Однако Эллсберг почувствовал, что приглашение было сделано не от души; Шермерхорн, надо думать, разгадал уловку и понял, что он подслушивал. Эти крючкотворы ухо держат востро.
— Ничего, перебьюсь, — ответил Эллсберг, — не хочу мешать вашим разговорам.
Он надеялся, что Шермерхорн будет настаивать, и тогда ему удастся дослушать до конца. Но уж не везет — так не везет.

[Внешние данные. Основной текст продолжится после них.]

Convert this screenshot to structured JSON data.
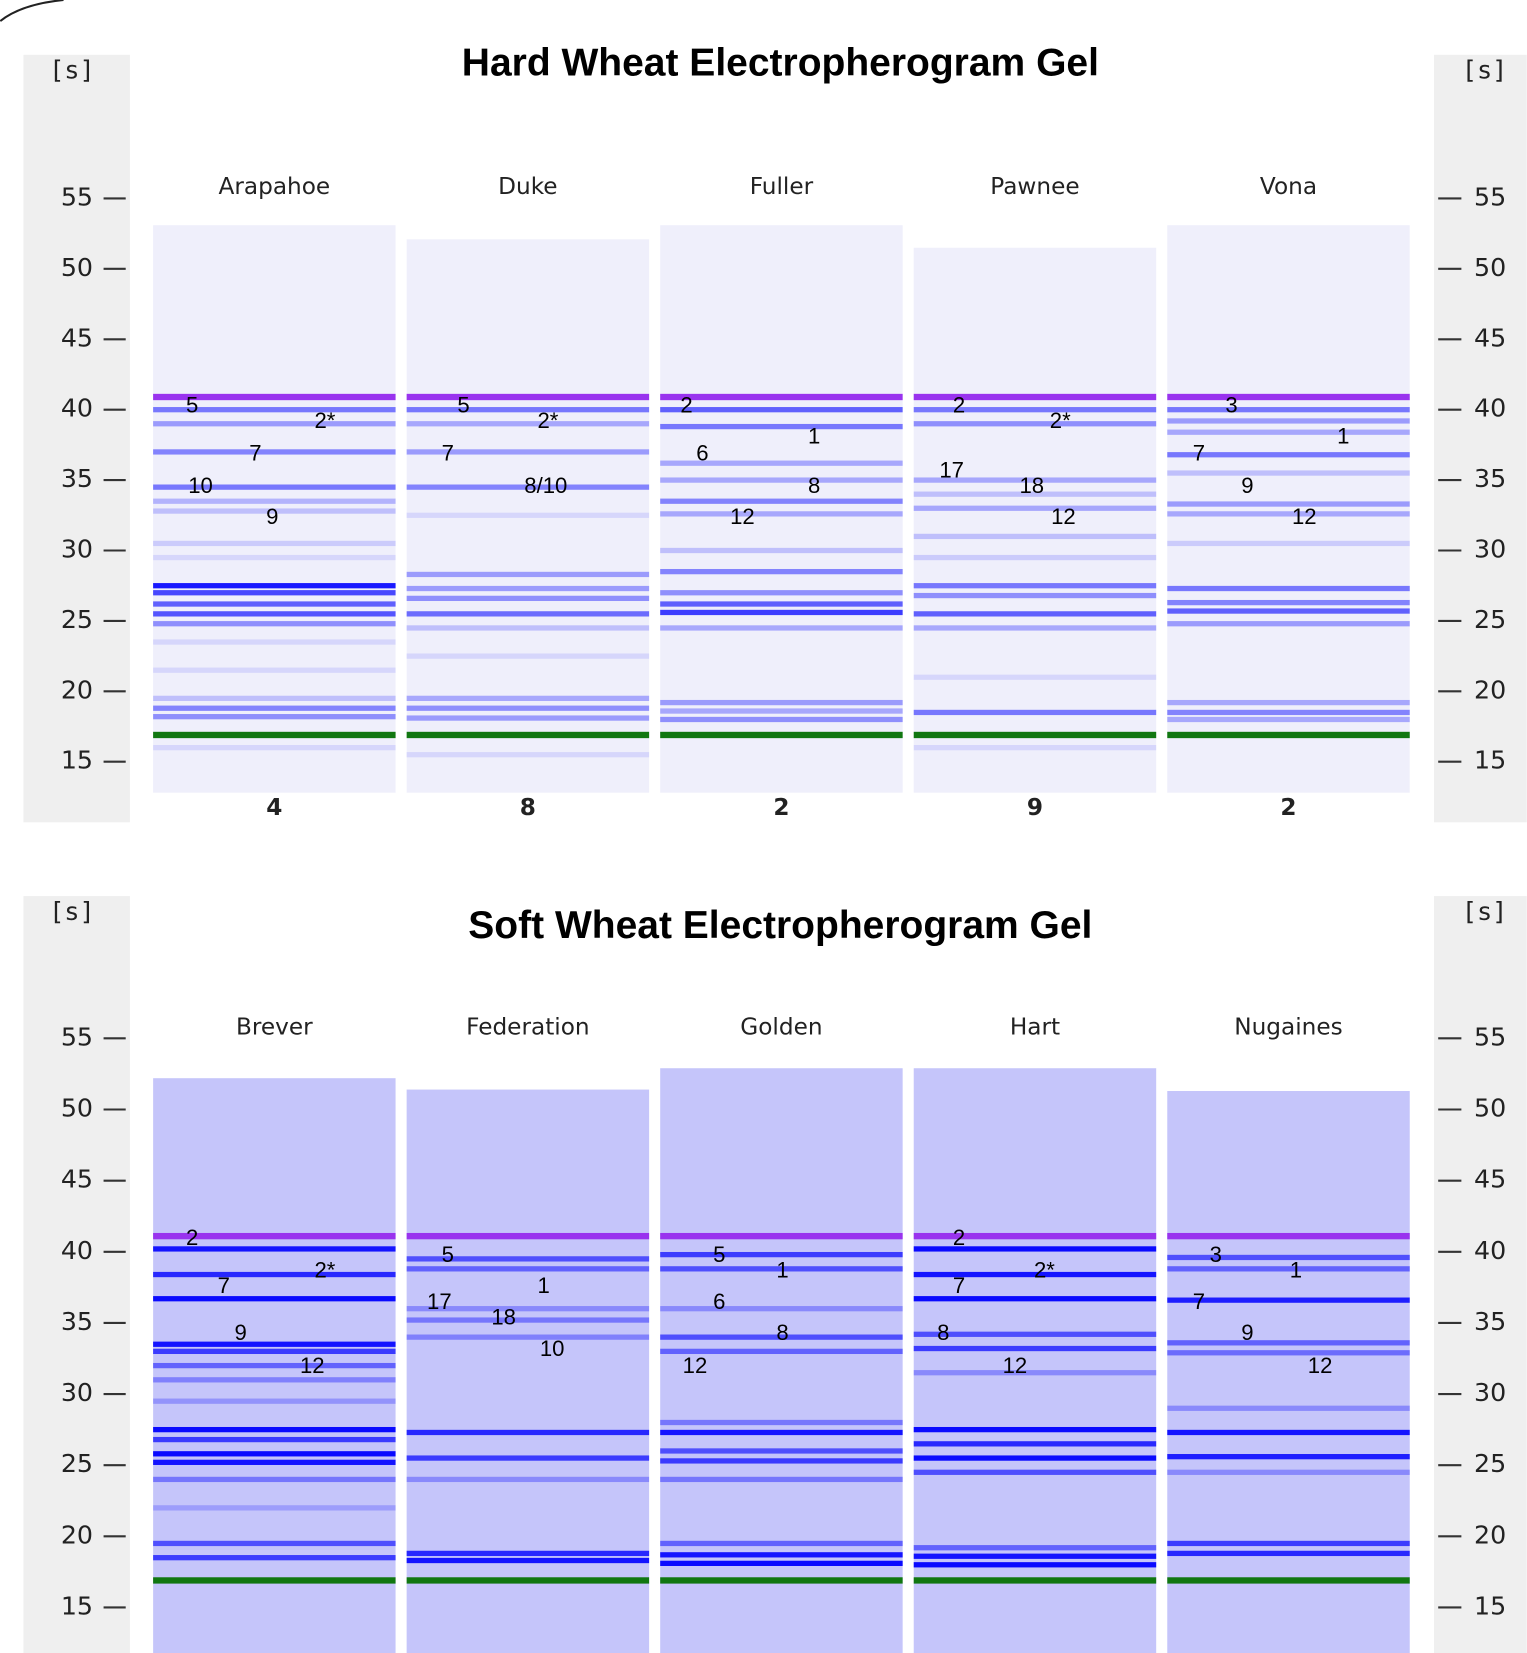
{
  "chart_data": [
    {
      "type": "gel",
      "title": "Hard Wheat  Electropherogram Gel",
      "y_label": "[s]",
      "ylim": [
        10.7,
        65.2
      ],
      "yticks": [
        15,
        20,
        25,
        30,
        35,
        40,
        45,
        50,
        55
      ],
      "lane_color": "#efeffb",
      "band_color": "#0000ff",
      "markers": [
        {
          "time": 40.9,
          "color": "#9933ee"
        },
        {
          "time": 16.9,
          "color": "#117711"
        }
      ],
      "lanes": [
        {
          "name": "Arapahoe",
          "value": 4,
          "range": [
            12.8,
            53.1
          ],
          "bands": [
            [
              40.0,
              0.5
            ],
            [
              39.0,
              0.35
            ],
            [
              37.0,
              0.45
            ],
            [
              34.5,
              0.5
            ],
            [
              33.5,
              0.25
            ],
            [
              32.8,
              0.2
            ],
            [
              30.5,
              0.15
            ],
            [
              29.5,
              0.1
            ],
            [
              27.5,
              0.9
            ],
            [
              27.0,
              0.7
            ],
            [
              26.2,
              0.6
            ],
            [
              25.5,
              0.65
            ],
            [
              24.8,
              0.4
            ],
            [
              23.5,
              0.1
            ],
            [
              21.5,
              0.1
            ],
            [
              19.5,
              0.2
            ],
            [
              18.8,
              0.45
            ],
            [
              18.2,
              0.4
            ],
            [
              16.0,
              0.1
            ]
          ],
          "annotations": [
            {
              "label": "5",
              "time": 40.2
            },
            {
              "label": "2*",
              "time": 39.1
            },
            {
              "label": "7",
              "time": 36.8
            },
            {
              "label": "10",
              "time": 34.5
            },
            {
              "label": "9",
              "time": 32.3
            }
          ]
        },
        {
          "name": "Duke",
          "value": 8,
          "range": [
            12.8,
            52.1
          ],
          "bands": [
            [
              40.0,
              0.5
            ],
            [
              39.0,
              0.3
            ],
            [
              37.0,
              0.35
            ],
            [
              34.5,
              0.45
            ],
            [
              32.5,
              0.1
            ],
            [
              28.3,
              0.35
            ],
            [
              27.3,
              0.35
            ],
            [
              26.6,
              0.4
            ],
            [
              25.5,
              0.55
            ],
            [
              24.5,
              0.2
            ],
            [
              22.5,
              0.1
            ],
            [
              19.5,
              0.3
            ],
            [
              18.8,
              0.4
            ],
            [
              18.1,
              0.35
            ],
            [
              15.5,
              0.1
            ]
          ],
          "annotations": [
            {
              "label": "5",
              "time": 40.2
            },
            {
              "label": "2*",
              "time": 39.1
            },
            {
              "label": "7",
              "time": 36.8
            },
            {
              "label": "8/10",
              "time": 34.5
            }
          ]
        },
        {
          "name": "Fuller",
          "value": 2,
          "range": [
            12.8,
            53.1
          ],
          "bands": [
            [
              40.0,
              0.6
            ],
            [
              38.8,
              0.5
            ],
            [
              36.2,
              0.3
            ],
            [
              35.0,
              0.3
            ],
            [
              33.5,
              0.45
            ],
            [
              32.6,
              0.3
            ],
            [
              30.0,
              0.2
            ],
            [
              28.5,
              0.45
            ],
            [
              27.0,
              0.4
            ],
            [
              26.2,
              0.6
            ],
            [
              25.6,
              0.75
            ],
            [
              24.5,
              0.3
            ],
            [
              19.2,
              0.35
            ],
            [
              18.6,
              0.3
            ],
            [
              18.0,
              0.4
            ]
          ],
          "annotations": [
            {
              "label": "2",
              "time": 40.2
            },
            {
              "label": "1",
              "time": 38.0
            },
            {
              "label": "6",
              "time": 36.8
            },
            {
              "label": "8",
              "time": 34.5
            },
            {
              "label": "12",
              "time": 32.3
            }
          ]
        },
        {
          "name": "Pawnee",
          "value": 9,
          "range": [
            12.8,
            51.5
          ],
          "bands": [
            [
              40.0,
              0.5
            ],
            [
              39.0,
              0.4
            ],
            [
              35.0,
              0.3
            ],
            [
              34.0,
              0.2
            ],
            [
              33.0,
              0.3
            ],
            [
              31.0,
              0.2
            ],
            [
              29.5,
              0.15
            ],
            [
              27.5,
              0.5
            ],
            [
              26.8,
              0.4
            ],
            [
              25.5,
              0.6
            ],
            [
              24.5,
              0.3
            ],
            [
              21.0,
              0.1
            ],
            [
              18.5,
              0.5
            ],
            [
              16.0,
              0.1
            ]
          ],
          "annotations": [
            {
              "label": "2",
              "time": 40.2
            },
            {
              "label": "2*",
              "time": 39.1
            },
            {
              "label": "17",
              "time": 35.6
            },
            {
              "label": "18",
              "time": 34.5
            },
            {
              "label": "12",
              "time": 32.3
            }
          ]
        },
        {
          "name": "Vona",
          "value": 2,
          "range": [
            12.8,
            53.1
          ],
          "bands": [
            [
              40.0,
              0.5
            ],
            [
              39.2,
              0.35
            ],
            [
              38.4,
              0.3
            ],
            [
              36.8,
              0.5
            ],
            [
              35.5,
              0.2
            ],
            [
              33.3,
              0.35
            ],
            [
              32.6,
              0.3
            ],
            [
              30.5,
              0.15
            ],
            [
              27.3,
              0.5
            ],
            [
              26.3,
              0.45
            ],
            [
              25.7,
              0.6
            ],
            [
              24.8,
              0.35
            ],
            [
              19.2,
              0.3
            ],
            [
              18.5,
              0.45
            ],
            [
              18.0,
              0.3
            ]
          ],
          "annotations": [
            {
              "label": "3",
              "time": 40.2
            },
            {
              "label": "1",
              "time": 38.0
            },
            {
              "label": "7",
              "time": 36.8
            },
            {
              "label": "9",
              "time": 34.5
            },
            {
              "label": "12",
              "time": 32.3
            }
          ]
        }
      ]
    },
    {
      "type": "gel",
      "title": "Soft Wheat Electropherogram Gel",
      "y_label": "[s]",
      "ylim": [
        11.8,
        65.0
      ],
      "yticks": [
        15,
        20,
        25,
        30,
        35,
        40,
        45,
        50,
        55
      ],
      "lane_color": "#c5c5fa",
      "band_color": "#0000ff",
      "markers": [
        {
          "time": 41.1,
          "color": "#9933ee"
        },
        {
          "time": 16.9,
          "color": "#117711"
        }
      ],
      "lanes": [
        {
          "name": "Brever",
          "range": [
            11.8,
            52.2
          ],
          "bands": [
            [
              40.2,
              0.9
            ],
            [
              38.4,
              0.8
            ],
            [
              36.7,
              0.95
            ],
            [
              33.5,
              0.9
            ],
            [
              33.0,
              0.7
            ],
            [
              32.0,
              0.5
            ],
            [
              31.0,
              0.35
            ],
            [
              29.5,
              0.25
            ],
            [
              27.5,
              0.95
            ],
            [
              26.8,
              0.7
            ],
            [
              25.8,
              0.95
            ],
            [
              25.2,
              0.9
            ],
            [
              24.0,
              0.4
            ],
            [
              22.0,
              0.2
            ],
            [
              19.5,
              0.6
            ],
            [
              18.5,
              0.7
            ]
          ],
          "annotations": [
            {
              "label": "2",
              "time": 40.9
            },
            {
              "label": "2*",
              "time": 38.6
            },
            {
              "label": "7",
              "time": 37.5
            },
            {
              "label": "9",
              "time": 34.2
            },
            {
              "label": "12",
              "time": 31.9
            }
          ]
        },
        {
          "name": "Federation",
          "range": [
            11.8,
            51.4
          ],
          "bands": [
            [
              39.5,
              0.6
            ],
            [
              38.8,
              0.5
            ],
            [
              36.0,
              0.3
            ],
            [
              35.2,
              0.4
            ],
            [
              34.0,
              0.35
            ],
            [
              27.3,
              0.8
            ],
            [
              25.5,
              0.7
            ],
            [
              24.0,
              0.3
            ],
            [
              18.8,
              0.8
            ],
            [
              18.3,
              0.9
            ]
          ],
          "annotations": [
            {
              "label": "5",
              "time": 39.7
            },
            {
              "label": "1",
              "time": 37.5
            },
            {
              "label": "17",
              "time": 36.4
            },
            {
              "label": "18",
              "time": 35.3
            },
            {
              "label": "10",
              "time": 33.1
            }
          ]
        },
        {
          "name": "Golden",
          "range": [
            11.8,
            52.9
          ],
          "bands": [
            [
              39.8,
              0.7
            ],
            [
              38.8,
              0.6
            ],
            [
              36.0,
              0.3
            ],
            [
              34.0,
              0.6
            ],
            [
              33.0,
              0.5
            ],
            [
              28.0,
              0.4
            ],
            [
              27.3,
              0.9
            ],
            [
              26.0,
              0.6
            ],
            [
              25.3,
              0.7
            ],
            [
              24.0,
              0.4
            ],
            [
              19.5,
              0.5
            ],
            [
              18.7,
              0.9
            ],
            [
              18.1,
              0.95
            ]
          ],
          "annotations": [
            {
              "label": "5",
              "time": 39.7
            },
            {
              "label": "1",
              "time": 38.6
            },
            {
              "label": "6",
              "time": 36.4
            },
            {
              "label": "8",
              "time": 34.2
            },
            {
              "label": "12",
              "time": 31.9
            }
          ]
        },
        {
          "name": "Hart",
          "range": [
            11.8,
            52.9
          ],
          "bands": [
            [
              40.2,
              0.95
            ],
            [
              38.4,
              0.9
            ],
            [
              36.7,
              0.95
            ],
            [
              34.2,
              0.6
            ],
            [
              33.2,
              0.7
            ],
            [
              31.5,
              0.3
            ],
            [
              27.5,
              0.95
            ],
            [
              26.5,
              0.8
            ],
            [
              25.5,
              0.95
            ],
            [
              24.5,
              0.6
            ],
            [
              19.2,
              0.5
            ],
            [
              18.6,
              0.9
            ],
            [
              18.0,
              0.95
            ]
          ],
          "annotations": [
            {
              "label": "2",
              "time": 40.9
            },
            {
              "label": "2*",
              "time": 38.6
            },
            {
              "label": "7",
              "time": 37.5
            },
            {
              "label": "8",
              "time": 34.2
            },
            {
              "label": "12",
              "time": 31.9
            }
          ]
        },
        {
          "name": "Nugaines",
          "range": [
            11.8,
            51.3
          ],
          "bands": [
            [
              39.6,
              0.6
            ],
            [
              38.8,
              0.5
            ],
            [
              36.6,
              0.85
            ],
            [
              33.6,
              0.5
            ],
            [
              32.9,
              0.45
            ],
            [
              29.0,
              0.3
            ],
            [
              27.3,
              0.9
            ],
            [
              25.6,
              0.85
            ],
            [
              24.5,
              0.3
            ],
            [
              19.5,
              0.7
            ],
            [
              18.8,
              0.8
            ]
          ],
          "annotations": [
            {
              "label": "3",
              "time": 39.7
            },
            {
              "label": "1",
              "time": 38.6
            },
            {
              "label": "7",
              "time": 36.4
            },
            {
              "label": "9",
              "time": 34.2
            },
            {
              "label": "12",
              "time": 31.9
            }
          ]
        }
      ]
    }
  ]
}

— Что ж, тогда посидите в машине. Там не дует. Я вас позову, когда мы устроим перерыв на ужин. Полагаю, ржаной хлеб с сыром вам не помешает.
Оливер был разочарован. Судя по подслушанному разговору, именно сейчас-то и начнется самое главное. Похоже, это дело может обернуться самым важным за всю его полицейскую службу — даже более интересным, чем приключение с блондинкой. И к тому же такую историю не стыдно рассказать Джен.
Глава 8
Черная месса
Бэтт Боллинг швырнул газету на пол.
— Налить еще кофе? — спросила мужа Эгги. Она мыла у раковины посуду. Вытерев помятую алюминиевую кастрюльку, Эгги подняла руки, чтобы повесить ее на стену, и стала похожа на измочаленного боксера, цепляющегося в нокдауне за канаты; затем подошла, подобрала газету и аккуратно сложила.
Бэтт словно не слышал вопроса.
— Ко мне зайдут, — проворчал он вставая, — скажешь, что я внизу. Жду.
Эгги побледнела. Ему было приятно услышать ее сдавленный возглас: «Боже! Не надо!» Он зубами передвинул сигару в другой угол рта и направился к лестнице в подвал.
Спускаясь, он криво усмехнулся. Чего же не подождать? Чем он хуже смазливой бабенки: знай себе жди — парни сами явятся. Давно, сразу же после свадьбы, когда он еще подшучивал над своей внешностью — что ни говори, а ведь Эгги он правился, — Бэтт частенько повторял: «Коли не уродился красавчиком, так лучше иметь харю, как у Квазимодо — уж тогда, черт возьми, тебя не проглядят. А как глаз положили, так стоит рукой вот так показать или задом взбрыкнуть — и дело в шляпе». Следуя этому правилу, он приучил себя никогда не махать кулаками до драки.